The Economics of Never-Never Land

SYNOPSIS: In one fell swoop Krugman discredits Steve Forbes' supply-side dogma

I sometimes wish that I could bring myself to have faith in supply-side economics. True believers like Steve Forbes live in a never-never land in which there are no hard choices or painful tradeoffs, budget deficits will be cured by growth and poverty will vanish as the rising tide lifts all boats. Alas, like the great majority of grown-up economists, I just cannot manage the necessary suspension of my critical faculties.

Supply-side economics can be defined as the belief that cutting taxes produces an explosion of economic growth. Yes, most economists agree that taxes are a drag on the economy. But supply-siders insist that the payoff from lowering rates would be vastly larger than others think plausible. Mr. Forbes promises that he can cut almost everyone's taxes without increasing the budget deficit; a Congressionally appointed panel tells us that switching to a flat tax would double the economy's growth rate.

Why does anyone listen to such extravagant promises? Many people accept supply-side nostrums simply because, like the victims of telemarketing scams, they have not learned that a deal that sounds too good to be true probably is. But for those who demand some evidence, the supply-siders continually return to what they regard as the clincher: the supposed economic miracle of the 1980's, in which Ronald Reagan's tax cuts were followed by simultaneous declines in inflation and unemployment.

But mainstream economists have never found the experience of that decade at all mysterious. The conventional wisdom in 1979 held that bringing inflation down would require a prolonged period of high unemployment. That is exactly what happened: The unemployment rate, which had been 5.8 percent in 1979, averaged 7.5 percent during the eight years of Mr. Reagan's Presidency. (It rose rapidly to almost 11 percent during his first two years in office, then declined gradually thereafter, not returning to 5.8 percent until 1988.) Why should anyone be surprised that inflation was lower when he left office than when he entered it?
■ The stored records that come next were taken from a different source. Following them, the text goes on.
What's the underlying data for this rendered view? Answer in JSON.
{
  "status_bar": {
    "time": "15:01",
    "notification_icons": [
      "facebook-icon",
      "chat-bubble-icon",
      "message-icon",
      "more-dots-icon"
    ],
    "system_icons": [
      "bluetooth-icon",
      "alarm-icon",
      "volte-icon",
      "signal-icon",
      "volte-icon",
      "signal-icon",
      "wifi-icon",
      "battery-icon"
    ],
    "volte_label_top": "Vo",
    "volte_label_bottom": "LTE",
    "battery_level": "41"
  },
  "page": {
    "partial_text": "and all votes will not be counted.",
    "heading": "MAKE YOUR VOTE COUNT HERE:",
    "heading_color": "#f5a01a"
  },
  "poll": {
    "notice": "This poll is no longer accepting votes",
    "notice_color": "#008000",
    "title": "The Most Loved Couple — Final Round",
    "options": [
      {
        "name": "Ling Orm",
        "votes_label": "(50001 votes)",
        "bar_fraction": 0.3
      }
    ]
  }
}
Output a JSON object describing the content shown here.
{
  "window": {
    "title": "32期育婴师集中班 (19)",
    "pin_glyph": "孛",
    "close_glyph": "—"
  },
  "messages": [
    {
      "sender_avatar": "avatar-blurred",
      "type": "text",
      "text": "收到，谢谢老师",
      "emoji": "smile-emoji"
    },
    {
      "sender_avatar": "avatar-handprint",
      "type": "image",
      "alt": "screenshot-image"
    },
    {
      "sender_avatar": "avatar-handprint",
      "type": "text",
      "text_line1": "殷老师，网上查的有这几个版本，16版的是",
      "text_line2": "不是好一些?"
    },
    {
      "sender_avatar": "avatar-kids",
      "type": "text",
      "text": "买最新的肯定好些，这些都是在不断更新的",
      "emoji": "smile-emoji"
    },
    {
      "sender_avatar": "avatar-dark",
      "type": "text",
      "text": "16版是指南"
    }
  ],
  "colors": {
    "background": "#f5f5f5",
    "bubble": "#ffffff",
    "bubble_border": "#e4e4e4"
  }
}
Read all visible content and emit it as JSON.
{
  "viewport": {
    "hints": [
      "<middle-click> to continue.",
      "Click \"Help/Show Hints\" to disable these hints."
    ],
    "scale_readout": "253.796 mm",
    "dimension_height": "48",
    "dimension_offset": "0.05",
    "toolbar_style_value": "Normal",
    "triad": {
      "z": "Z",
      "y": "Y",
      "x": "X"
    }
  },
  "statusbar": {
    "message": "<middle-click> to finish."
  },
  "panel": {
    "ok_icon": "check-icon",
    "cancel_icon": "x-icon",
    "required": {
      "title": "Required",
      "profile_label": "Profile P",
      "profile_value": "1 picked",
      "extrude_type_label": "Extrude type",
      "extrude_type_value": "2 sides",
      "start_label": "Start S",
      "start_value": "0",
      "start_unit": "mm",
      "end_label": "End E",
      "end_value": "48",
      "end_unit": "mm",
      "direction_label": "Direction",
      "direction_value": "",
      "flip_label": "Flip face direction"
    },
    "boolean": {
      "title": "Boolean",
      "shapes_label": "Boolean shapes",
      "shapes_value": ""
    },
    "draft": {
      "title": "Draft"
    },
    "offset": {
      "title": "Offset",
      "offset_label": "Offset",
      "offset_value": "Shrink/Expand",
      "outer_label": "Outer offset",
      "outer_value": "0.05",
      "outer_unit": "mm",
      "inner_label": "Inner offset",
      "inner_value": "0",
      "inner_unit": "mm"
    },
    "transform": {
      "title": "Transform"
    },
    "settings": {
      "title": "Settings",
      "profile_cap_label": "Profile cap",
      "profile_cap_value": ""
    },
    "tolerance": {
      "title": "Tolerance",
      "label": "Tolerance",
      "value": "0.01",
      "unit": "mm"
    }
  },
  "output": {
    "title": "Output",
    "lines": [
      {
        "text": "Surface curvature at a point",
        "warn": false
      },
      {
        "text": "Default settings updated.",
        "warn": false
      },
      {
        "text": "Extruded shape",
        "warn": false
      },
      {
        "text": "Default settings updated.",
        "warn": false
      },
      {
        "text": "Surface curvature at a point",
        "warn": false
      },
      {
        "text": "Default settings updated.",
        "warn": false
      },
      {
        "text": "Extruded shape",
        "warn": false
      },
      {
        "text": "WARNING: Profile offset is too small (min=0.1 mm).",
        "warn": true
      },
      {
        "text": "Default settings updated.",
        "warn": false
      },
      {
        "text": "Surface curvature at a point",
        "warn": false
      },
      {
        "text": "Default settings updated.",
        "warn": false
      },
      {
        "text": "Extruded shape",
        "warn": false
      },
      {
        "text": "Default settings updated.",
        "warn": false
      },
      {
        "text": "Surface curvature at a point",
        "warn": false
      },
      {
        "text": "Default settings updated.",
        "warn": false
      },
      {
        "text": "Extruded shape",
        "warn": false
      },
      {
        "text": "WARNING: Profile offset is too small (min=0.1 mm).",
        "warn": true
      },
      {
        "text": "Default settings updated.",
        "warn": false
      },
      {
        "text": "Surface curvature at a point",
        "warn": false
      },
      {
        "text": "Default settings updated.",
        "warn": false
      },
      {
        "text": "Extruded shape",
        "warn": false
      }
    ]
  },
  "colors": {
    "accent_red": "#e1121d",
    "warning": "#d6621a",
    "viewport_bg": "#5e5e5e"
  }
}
Mr. Forbes and many others seem to be confused about the difference between the level of unemployment and its rate of change. Anyone who paid attention in Economics 101 knows that inflation normally declines if the unemployment rate is high, even if that rate is falling. Yet the supply-siders insist that something miraculous must have happened after 1982 because employment rose and inflation fell at the same time.

Imagine an overweight person going on a severe diet, beginning with a starvation ration of 800 calories a day and gradually increasing his intake to a somewhat healthier 1,500 calories. Would it be a refutation of conventional dieting theory if the person continued to lose weight as his meals grew larger? Well, substitute jobs for calories, inflation for weight, and you have the fuzzy logic behind the legend of Reaganomics.

The tragedy is that just last year Congressional Republicans seemed to have come to their senses, returning to old-fashioned, tight-fisted conservatism. Despite Mr. Forbes's fourth-place showing in Iowa, the Republican nominee, whoever he is, will probably run not on the theme of fiscal responsibility but on a Reaganesque program of tax cuts. Such a program would promise growth, but it would deliver new and bigger deficits.

Although Bob Dole has attacked Mr. Forbes's flat tax, he has also famously offered to be "another Ronald Reagan, if that's what you want." But unlike Mr. Reagan in 1980, a newly elected President Dole would find a Government already deeply in debt. Worse yet, the day is approaching when the baby boomers will start to retire and claim the trillions of dollars in Social Security and Medicare benefits they have been promised.

It may be pleasant to imagine that we could fly away from these problems by sprinkling a little supply-side fairy dust and thinking of Christmas. But the Republican Party is an organization of adults -- isn't it?